The final result is a four per cent residential tax increase and a half-per cent business tax increase. After threats of up to a 13 per cent increase in taxes, the four per cent looks less drastic. Of course, there are people who are going to say four per cent is too much but to expect no increase in your taxes is far too unrealistic.
There’s a train of thought amongst at least some voters that a tax increase could be prevented by sufficient cuts to wasteful spending. But defining wasteful spending is a political exercise that more senior levels of government would seek a mandate to conduct – i.e., run an election on it with full disclosure of what exactly that means. The aforementioned employee contract-mandated custodial position is one example people will immediately point to and that’s fine, if voters want to micro-manage the city budget they can go ahead.
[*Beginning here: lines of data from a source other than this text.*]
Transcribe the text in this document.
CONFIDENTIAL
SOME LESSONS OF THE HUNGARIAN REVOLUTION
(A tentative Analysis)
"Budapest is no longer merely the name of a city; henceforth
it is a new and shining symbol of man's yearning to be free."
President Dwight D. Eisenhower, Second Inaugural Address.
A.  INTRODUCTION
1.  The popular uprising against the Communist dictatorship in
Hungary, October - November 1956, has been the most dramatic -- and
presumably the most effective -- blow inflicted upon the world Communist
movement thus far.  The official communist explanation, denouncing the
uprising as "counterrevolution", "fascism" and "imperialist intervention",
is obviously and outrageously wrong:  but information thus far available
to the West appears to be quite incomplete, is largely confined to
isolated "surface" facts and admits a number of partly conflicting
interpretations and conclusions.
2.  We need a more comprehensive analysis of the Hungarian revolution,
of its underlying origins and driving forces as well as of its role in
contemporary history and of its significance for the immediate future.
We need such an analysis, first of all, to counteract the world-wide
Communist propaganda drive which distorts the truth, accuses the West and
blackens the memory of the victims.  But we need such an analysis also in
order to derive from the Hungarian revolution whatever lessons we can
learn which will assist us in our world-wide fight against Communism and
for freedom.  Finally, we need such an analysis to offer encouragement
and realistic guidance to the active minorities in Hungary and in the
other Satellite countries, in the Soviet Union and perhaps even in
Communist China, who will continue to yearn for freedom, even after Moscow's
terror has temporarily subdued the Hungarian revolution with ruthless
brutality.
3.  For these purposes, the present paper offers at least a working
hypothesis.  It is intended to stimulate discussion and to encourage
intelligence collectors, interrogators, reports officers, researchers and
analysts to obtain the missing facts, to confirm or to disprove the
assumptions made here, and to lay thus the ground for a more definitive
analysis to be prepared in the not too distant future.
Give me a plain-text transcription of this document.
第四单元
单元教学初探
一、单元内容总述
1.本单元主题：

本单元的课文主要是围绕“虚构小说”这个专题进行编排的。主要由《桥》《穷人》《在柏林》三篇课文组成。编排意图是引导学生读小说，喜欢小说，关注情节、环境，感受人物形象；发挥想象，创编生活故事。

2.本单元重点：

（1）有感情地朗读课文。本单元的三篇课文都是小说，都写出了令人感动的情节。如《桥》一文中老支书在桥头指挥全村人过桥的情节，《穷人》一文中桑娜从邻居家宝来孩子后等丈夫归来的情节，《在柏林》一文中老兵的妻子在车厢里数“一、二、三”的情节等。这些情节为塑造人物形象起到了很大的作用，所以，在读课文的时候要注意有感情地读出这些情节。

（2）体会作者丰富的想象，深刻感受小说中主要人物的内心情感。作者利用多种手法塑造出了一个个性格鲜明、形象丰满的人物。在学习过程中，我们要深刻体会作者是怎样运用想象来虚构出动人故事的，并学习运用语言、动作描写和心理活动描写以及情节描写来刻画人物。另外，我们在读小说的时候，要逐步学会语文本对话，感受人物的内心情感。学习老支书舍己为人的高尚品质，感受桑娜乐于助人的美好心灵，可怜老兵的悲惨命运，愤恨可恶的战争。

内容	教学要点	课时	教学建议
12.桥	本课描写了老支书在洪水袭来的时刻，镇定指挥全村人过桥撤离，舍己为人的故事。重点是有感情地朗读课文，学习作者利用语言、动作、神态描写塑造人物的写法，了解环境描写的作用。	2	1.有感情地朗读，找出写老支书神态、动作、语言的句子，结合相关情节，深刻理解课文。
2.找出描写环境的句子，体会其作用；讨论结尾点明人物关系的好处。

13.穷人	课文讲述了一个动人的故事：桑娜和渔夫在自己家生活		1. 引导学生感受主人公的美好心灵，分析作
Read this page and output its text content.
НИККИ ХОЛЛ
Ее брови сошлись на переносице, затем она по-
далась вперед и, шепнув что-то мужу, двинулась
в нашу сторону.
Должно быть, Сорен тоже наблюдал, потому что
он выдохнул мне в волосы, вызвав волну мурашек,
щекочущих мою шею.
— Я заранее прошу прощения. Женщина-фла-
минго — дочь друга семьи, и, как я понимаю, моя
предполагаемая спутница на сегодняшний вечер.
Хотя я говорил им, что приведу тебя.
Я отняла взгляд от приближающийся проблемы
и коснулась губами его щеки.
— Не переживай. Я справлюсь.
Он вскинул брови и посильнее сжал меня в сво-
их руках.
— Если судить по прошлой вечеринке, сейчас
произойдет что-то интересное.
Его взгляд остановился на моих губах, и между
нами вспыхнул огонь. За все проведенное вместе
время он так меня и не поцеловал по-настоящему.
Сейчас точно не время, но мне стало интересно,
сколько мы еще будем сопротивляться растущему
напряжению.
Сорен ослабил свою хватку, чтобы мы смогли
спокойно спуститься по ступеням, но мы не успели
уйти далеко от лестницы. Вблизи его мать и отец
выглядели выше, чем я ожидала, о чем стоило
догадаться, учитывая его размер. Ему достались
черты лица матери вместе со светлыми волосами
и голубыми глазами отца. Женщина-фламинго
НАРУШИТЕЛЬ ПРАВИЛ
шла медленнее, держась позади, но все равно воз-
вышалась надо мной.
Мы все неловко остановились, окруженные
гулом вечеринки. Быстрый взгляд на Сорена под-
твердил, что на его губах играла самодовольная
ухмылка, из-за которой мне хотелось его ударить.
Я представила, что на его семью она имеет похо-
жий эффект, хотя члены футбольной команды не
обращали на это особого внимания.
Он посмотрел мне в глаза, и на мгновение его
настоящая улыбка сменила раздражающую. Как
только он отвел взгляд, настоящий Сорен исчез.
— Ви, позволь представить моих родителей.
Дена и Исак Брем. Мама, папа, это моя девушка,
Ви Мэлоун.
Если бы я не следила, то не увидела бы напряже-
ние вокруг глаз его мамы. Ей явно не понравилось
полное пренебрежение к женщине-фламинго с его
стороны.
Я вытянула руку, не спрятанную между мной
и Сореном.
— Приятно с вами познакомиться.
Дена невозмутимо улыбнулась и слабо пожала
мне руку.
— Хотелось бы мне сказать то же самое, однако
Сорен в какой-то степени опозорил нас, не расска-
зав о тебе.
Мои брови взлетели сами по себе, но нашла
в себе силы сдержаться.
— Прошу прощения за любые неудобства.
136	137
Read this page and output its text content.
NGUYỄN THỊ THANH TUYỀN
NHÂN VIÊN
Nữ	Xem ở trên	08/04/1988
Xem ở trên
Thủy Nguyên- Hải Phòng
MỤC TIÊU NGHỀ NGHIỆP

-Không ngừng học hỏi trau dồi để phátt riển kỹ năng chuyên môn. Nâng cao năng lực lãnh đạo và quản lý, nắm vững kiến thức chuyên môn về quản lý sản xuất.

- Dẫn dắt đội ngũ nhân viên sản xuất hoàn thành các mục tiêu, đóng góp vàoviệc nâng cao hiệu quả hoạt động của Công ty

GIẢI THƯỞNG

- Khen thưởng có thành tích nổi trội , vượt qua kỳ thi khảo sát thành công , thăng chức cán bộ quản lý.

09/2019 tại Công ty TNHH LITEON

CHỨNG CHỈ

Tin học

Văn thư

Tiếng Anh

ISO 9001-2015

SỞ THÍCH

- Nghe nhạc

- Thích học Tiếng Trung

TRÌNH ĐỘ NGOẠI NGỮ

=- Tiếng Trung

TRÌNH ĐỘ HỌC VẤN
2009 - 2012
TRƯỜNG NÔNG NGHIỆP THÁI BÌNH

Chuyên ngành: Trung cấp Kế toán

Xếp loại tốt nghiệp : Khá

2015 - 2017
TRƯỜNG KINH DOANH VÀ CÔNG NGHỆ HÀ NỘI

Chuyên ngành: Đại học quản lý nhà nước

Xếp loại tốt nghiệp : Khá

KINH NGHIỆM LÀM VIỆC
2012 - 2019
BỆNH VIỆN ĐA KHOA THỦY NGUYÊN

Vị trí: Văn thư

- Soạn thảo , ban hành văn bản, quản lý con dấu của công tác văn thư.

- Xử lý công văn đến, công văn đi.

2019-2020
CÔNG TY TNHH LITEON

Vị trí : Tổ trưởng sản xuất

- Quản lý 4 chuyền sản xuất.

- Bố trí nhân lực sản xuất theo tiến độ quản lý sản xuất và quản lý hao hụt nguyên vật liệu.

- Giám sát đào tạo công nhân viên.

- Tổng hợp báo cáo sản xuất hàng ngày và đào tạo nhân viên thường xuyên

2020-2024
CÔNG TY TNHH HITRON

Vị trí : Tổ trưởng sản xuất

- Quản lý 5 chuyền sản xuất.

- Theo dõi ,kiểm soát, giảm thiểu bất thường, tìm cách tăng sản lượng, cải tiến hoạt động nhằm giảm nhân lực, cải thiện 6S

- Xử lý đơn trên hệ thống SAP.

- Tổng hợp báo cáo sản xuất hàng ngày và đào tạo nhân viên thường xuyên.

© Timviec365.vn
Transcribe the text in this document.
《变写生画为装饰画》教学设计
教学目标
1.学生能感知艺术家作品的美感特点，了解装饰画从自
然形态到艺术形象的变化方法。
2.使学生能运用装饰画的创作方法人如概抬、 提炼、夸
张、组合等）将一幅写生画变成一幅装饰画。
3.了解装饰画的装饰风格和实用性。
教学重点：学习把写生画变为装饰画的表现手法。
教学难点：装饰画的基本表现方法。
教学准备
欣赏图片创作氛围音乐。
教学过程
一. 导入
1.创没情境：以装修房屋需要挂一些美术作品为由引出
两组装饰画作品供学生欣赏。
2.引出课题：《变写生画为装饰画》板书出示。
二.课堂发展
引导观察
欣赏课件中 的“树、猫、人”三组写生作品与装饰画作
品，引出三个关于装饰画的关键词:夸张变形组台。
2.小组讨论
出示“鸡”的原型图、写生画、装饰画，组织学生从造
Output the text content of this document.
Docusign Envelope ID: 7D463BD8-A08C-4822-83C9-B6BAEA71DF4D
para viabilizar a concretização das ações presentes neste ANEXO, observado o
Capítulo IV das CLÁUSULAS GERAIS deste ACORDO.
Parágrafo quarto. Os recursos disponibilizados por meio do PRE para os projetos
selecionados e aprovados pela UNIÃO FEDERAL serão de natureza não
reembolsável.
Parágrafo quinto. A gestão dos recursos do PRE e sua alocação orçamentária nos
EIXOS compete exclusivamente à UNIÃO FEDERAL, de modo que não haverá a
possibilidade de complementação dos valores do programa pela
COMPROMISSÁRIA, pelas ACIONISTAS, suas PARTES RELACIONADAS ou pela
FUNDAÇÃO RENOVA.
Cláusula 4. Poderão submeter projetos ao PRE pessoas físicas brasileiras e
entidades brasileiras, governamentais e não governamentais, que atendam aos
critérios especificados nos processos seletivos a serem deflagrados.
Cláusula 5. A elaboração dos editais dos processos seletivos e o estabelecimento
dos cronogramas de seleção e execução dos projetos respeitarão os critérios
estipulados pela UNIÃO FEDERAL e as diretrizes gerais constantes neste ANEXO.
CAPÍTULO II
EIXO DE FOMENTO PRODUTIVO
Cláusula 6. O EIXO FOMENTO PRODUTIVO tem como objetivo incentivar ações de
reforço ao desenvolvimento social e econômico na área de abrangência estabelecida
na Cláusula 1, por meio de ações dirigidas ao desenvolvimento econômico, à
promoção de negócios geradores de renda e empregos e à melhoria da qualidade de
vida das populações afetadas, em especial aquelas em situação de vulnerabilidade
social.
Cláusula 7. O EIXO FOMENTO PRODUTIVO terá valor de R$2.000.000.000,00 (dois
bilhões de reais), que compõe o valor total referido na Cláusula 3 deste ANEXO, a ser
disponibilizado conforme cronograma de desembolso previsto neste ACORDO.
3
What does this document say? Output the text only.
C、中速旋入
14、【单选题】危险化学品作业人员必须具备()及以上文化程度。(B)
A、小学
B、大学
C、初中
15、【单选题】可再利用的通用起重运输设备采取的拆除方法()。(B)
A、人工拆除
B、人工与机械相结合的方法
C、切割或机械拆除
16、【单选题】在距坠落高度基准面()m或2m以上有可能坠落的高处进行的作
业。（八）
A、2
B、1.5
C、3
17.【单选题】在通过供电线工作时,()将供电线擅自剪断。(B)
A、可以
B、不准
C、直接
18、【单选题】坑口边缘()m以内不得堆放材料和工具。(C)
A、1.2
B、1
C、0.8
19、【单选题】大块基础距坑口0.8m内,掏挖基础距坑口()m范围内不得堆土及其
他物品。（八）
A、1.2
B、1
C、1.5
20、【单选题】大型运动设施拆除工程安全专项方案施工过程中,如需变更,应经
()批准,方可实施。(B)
In the meantime, Campbell River needs an operating budget for the next year. A mix of cuts and a tax increase is really the only way to go. The financial position of the city is dire now that the pulp mill cash cow is gone and to prevent the four per cent increase, services would have been cut drastically. Do all residents have the stomach for that? Perhaps, that’s what we should do. There’s a municipal election in October, voters can elect candidates who are willing to drastically change the way cities are run. But before anybody starts hacking and slashing city operations, they had better fully research the impact it has on delivering the quality of life residents expect. A city’s job is still to deliver services, not elminate them.